Department of Maxillofacial Surgery, Haukeland University Hospital.
J Oral Sci. 2023 Mar 30;65(2):87-89. doi: 10.2334/josnusd.22-0392. Epub 2023 Mar 28.
Osteoradionecrosis of the jaw is a therapy-resistant condition that may occur after treatment for head and neck cancer. The aim of this study was to investigate the incidence of osteoradionecrosis in patients with oropharyngeal cancer in relation to tooth extraction prior to radiation therapy.
Patients who had undergone radiation therapy for oropharyngeal cancer 5-10 years earlier were included and evaluated for the development of osteoradionecrosis (n = 75).
Among the 75 patients, 62 had molar teeth present in the >50 Gy radiation field and 36 of those patients had teeth extracted prior to radiation therapy. Extraction of molars before radiotherapy significantly increased the risk of developing osteoradionecrosis (P < 0.05). There were no identifiable statistically significant correlations between the time from tooth extraction and the start of radiation therapy, the number of teeth in the radiation field, smoking habits, human papillomavirus-status, gender, age or tumor location and the development of osteoradionecrosis.
Tooth extraction prior to radiation therapy increases the risk of developing osteoradionecrosis. For patients with good oral hygiene and absence of dental disease, avoidance of tooth extraction in the radiation field could therefore reduce the risk of complications.
颌骨放射性骨坏死是一种治疗抵抗性疾病,可能发生在头颈部癌症治疗后。本研究旨在调查与放射治疗前拔牙相关的口咽癌患者发生放射性骨坏死的发生率。

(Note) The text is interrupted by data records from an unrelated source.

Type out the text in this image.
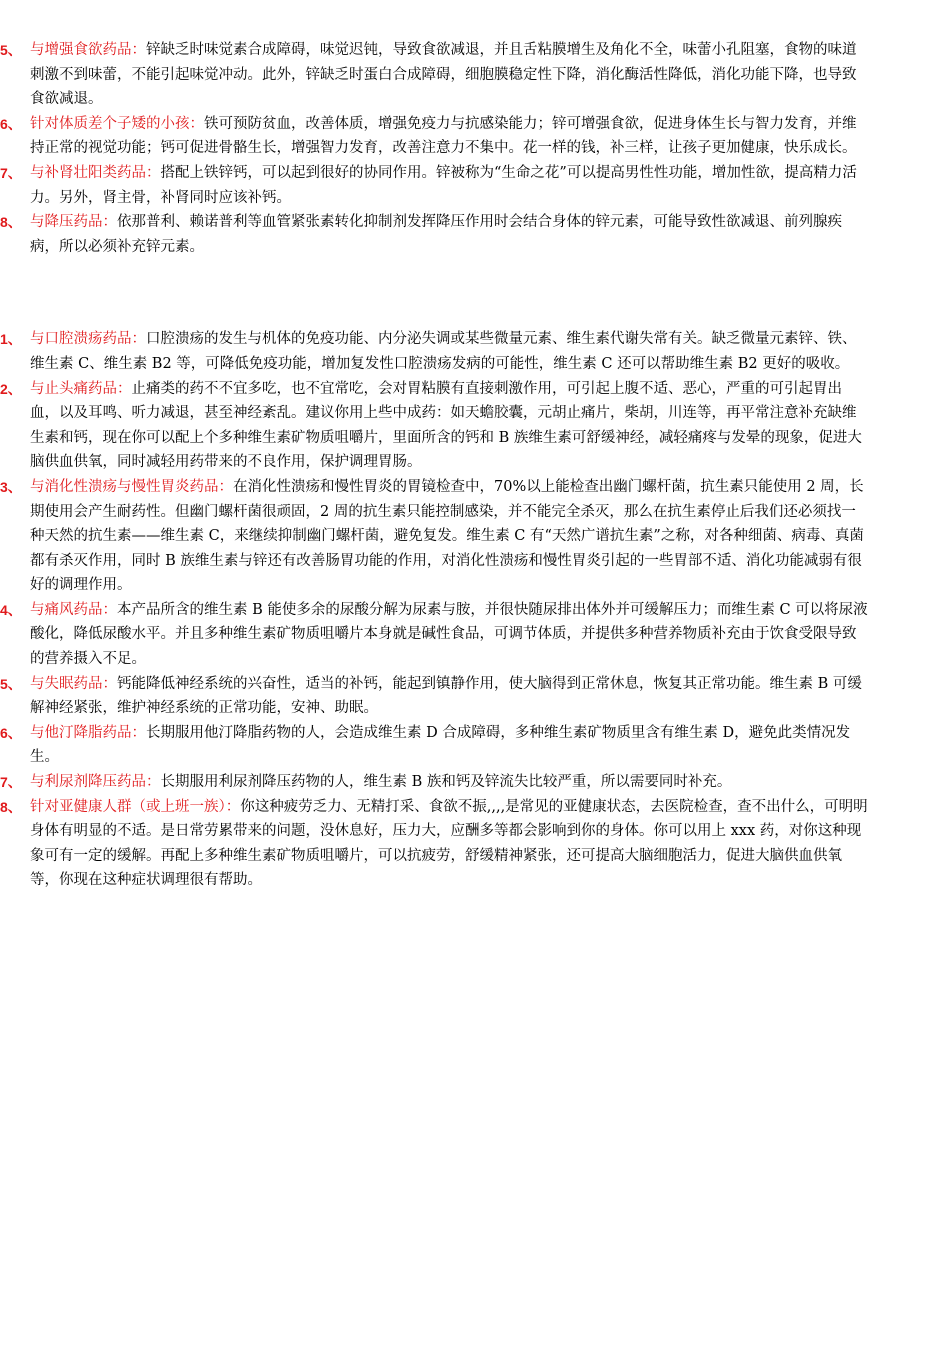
5、 与增强食欲药品：锌缺乏时味觉素合成障碍，味觉迟钝，导致食欲减退，并且舌粘膜增生及角化不全，味蕾小孔阻塞，食物的味道刺激不到味蕾，不能引起味觉冲动。此外，锌缺乏时蛋白合成障碍，细胞膜稳定性下降，消化酶活性降低，消化功能下降，也导致食欲减退。
6、 针对体质差个子矮的小孩：铁可预防贫血，改善体质，增强免疫力与抗感染能力；锌可增强食欲，促进身体生长与智力发育，并维持正常的视觉功能；钙可促进骨骼生长，增强智力发育，改善注意力不集中。花一样的钱，补三样，让孩子更加健康，快乐成长。
7、 与补肾壮阳类药品：搭配上铁锌钙，可以起到很好的协同作用。锌被称为“生命之花”可以提高男性性功能，增加性欲，提高精力活力。另外，肾主骨，补肾同时应该补钙。
8、 与降压药品：依那普利、赖诺普利等血管紧张素转化抑制剂发挥降压作用时会结合身体的锌元素，可能导致性欲减退、前列腺疾病，所以必须补充锌元素。
1、 与口腔溃疡药品：口腔溃疡的发生与机体的免疫功能、内分泌失调或某些微量元素、维生素代谢失常有关。缺乏微量元素锌、铁、维生素 C、维生素 B2 等，可降低免疫功能，增加复发性口腔溃疡发病的可能性，维生素 C 还可以帮助维生素 B2 更好的吸收。
2、 与止头痛药品：止痛类的药不不宜多吃，也不宜常吃，会对胃粘膜有直接刺激作用，可引起上腹不适、恶心，严重的可引起胃出血，以及耳鸣、听力减退，甚至神经紊乱。建议你用上些中成药：如天蟾胶囊，元胡止痛片，柴胡，川连等，再平常注意补充缺维生素和钙，现在你可以配上个多种维生素矿物质咀嚼片，里面所含的钙和 B 族维生素可舒缓神经，减轻痛疼与发晕的现象，促进大脑供血供氧，同时减轻用药带来的不良作用，保护调理胃肠。
3、 与消化性溃疡与慢性胃炎药品：在消化性溃疡和慢性胃炎的胃镜检查中，70%以上能检查出幽门螺杆菌，抗生素只能使用 2 周，长期使用会产生耐药性。但幽门螺杆菌很顽固，2 周的抗生素只能控制感染，并不能完全杀灭，那么在抗生素停止后我们还必须找一种天然的抗生素——维生素 C，来继续抑制幽门螺杆菌，避免复发。维生素 C 有“天然广谱抗生素”之称，对各种细菌、病毒、真菌都有杀灭作用，同时 B 族维生素与锌还有改善肠胃功能的作用，对消化性溃疡和慢性胃炎引起的一些胃部不适、消化功能减弱有很好的调理作用。
4、 与痛风药品：本产品所含的维生素 B 能使多余的尿酸分解为尿素与胺，并很快随尿排出体外并可缓解压力；而维生素 C 可以将尿液酸化，降低尿酸水平。并且多种维生素矿物质咀嚼片本身就是碱性食品，可调节体质，并提供多种营养物质补充由于饮食受限导致的营养摄入不足。
5、 与失眠药品：钙能降低神经系统的兴奋性，适当的补钙，能起到镇静作用，使大脑得到正常休息，恢复其正常功能。维生素 B 可缓解神经紧张，维护神经系统的正常功能，安神、助眠。
6、 与他汀降脂药品：长期服用他汀降脂药物的人，会造成维生素 D 合成障碍，多种维生素矿物质里含有维生素 D，避免此类情况发生。
7、 与利尿剂降压药品：长期服用利尿剂降压药物的人，维生素 B 族和钙及锌流失比较严重，所以需要同时补充。
8、 针对亚健康人群（或上班一族）：你这种疲劳乏力、无精打采、食欲不振,,,,是常见的亚健康状态，去医院检查，查不出什么，可明明身体有明显的不适。是日常劳累带来的问题，没休息好，压力大，应酬多等都会影响到你的身体。你可以用上 xxx 药，对你这种现象可有一定的缓解。再配上多种维生素矿物质咀嚼片，可以抗疲劳，舒缓精神紧张，还可提高大脑细胞活力，促进大脑供血供氧等，你现在这种症状调理很有帮助。
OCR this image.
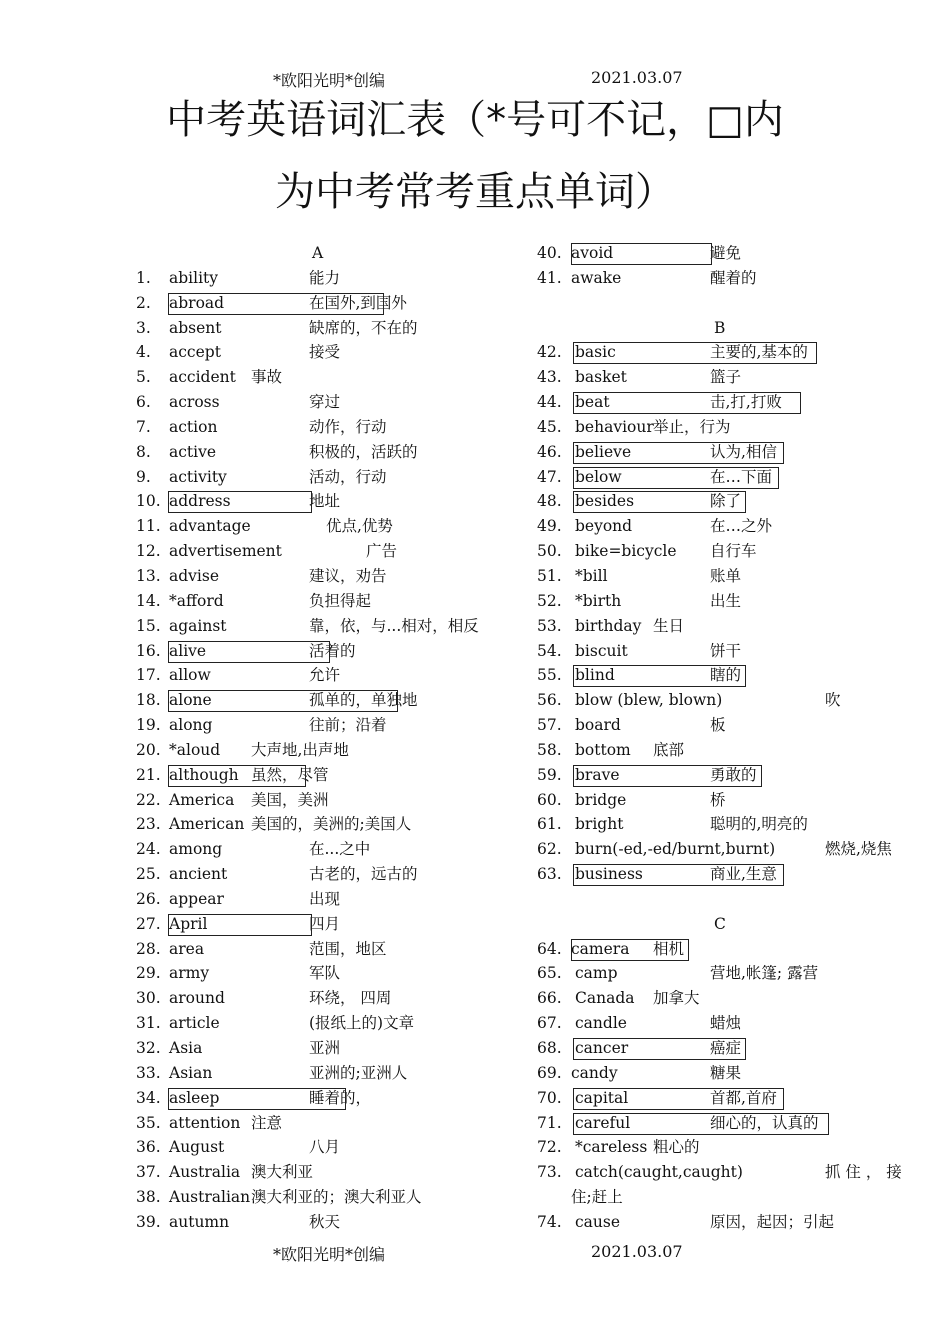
*欧阳光明*创编	2021.03.07
中考英语词汇表（*号可不记，□内
为中考常考重点单词）
A
1. ability	能力
2. abroad	在国外,到国外
3. absent	缺席的，不在的
4. accept	接受
5. accident 事故
6. across	穿过
7. action	动作，行动
8. active	积极的，活跃的
9. activity	活动，行动
10. address	地址
11. advantage	优点,优势
12. advertisement	广告
13. advise	建议，劝告
14. *afford	负担得起
15. against	靠，依，与...相对，相反
16. alive	活着的
17. allow	允许
18. alone	孤单的，单独地
19. along	往前；沿着
20. *aloud 大声地,出声地
21. although 虽然，尽管
22. America 美国，美洲
23. American 美国的，美洲的;美国人
24. among	在...之中
25. ancient	古老的，远古的
26. appear	出现
27. April	四月
28. area	范围，地区
29. army	军队
30. around	环绕， 四周
31. article	(报纸上的)文章
32. Asia	亚洲
33. Asian	亚洲的;亚洲人
34. asleep	睡着的，
35. attention 注意
36. August	八月
37. Australia 澳大利亚
38. Australian 澳大利亚的；澳大利亚人
39. autumn	秋天
40. avoid	避免
41. awake	醒着的
B
42. basic	主要的,基本的
43. basket	篮子
44. beat	击,打,打败
45. behaviour 举止，行为
46. believe	认为,相信
47. below	在…下面
48. besides	除了
49. beyond	在…之外
50. bike=bicycle 自行车
51. *bill	账单
52. *birth	出生
53. birthday 生日
54. biscuit	饼干
55. blind	瞎的
56. blow (blew, blown)	吹
57. board	板
58. bottom 底部
59. brave	勇敢的
60. bridge	桥
61. bright	聪明的,明亮的
62. burn(-ed,-ed/burnt,burnt)	燃烧,烧焦
63. business	商业,生意
C
64. camera 相机
65. camp	营地,帐篷; 露营
66. Canada 加拿大
67. candle	蜡烛
68. cancer	癌症
69. candy	糖果
70. capital	首都,首府
71. careful	细心的，认真的
72. *careless 粗心的
73. catch(caught,caught)	抓 住 ， 接
住;赶上
74. cause	原因，起因；引起
*欧阳光明*创编	2021.03.07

纳入了 5-10 年前接受过口咽癌放射治疗的患者,并对其进行了放射性骨坏死(n = 75)的发展情况评估。
在 75 名患者中,62 名患者在 >50 Gy 放射野中存在磨牙,其中 36 名患者在放射治疗前拔牙。放射治疗前拔除磨牙显著增加了发生放射性骨坏死的风险(P < 0.05)。拔牙与放射治疗开始之间的时间、放射野中牙齿的数量、吸烟习惯、人乳头瘤病毒状态、性别、年龄或肿瘤位置与放射性骨坏死的发生之间无明显的统计学相关性。
放射治疗前拔牙会增加发生放射性骨坏死的风险。对于口腔卫生良好且无牙科疾病的患者,避免在放射野中拔牙可能会降低并发症的风险。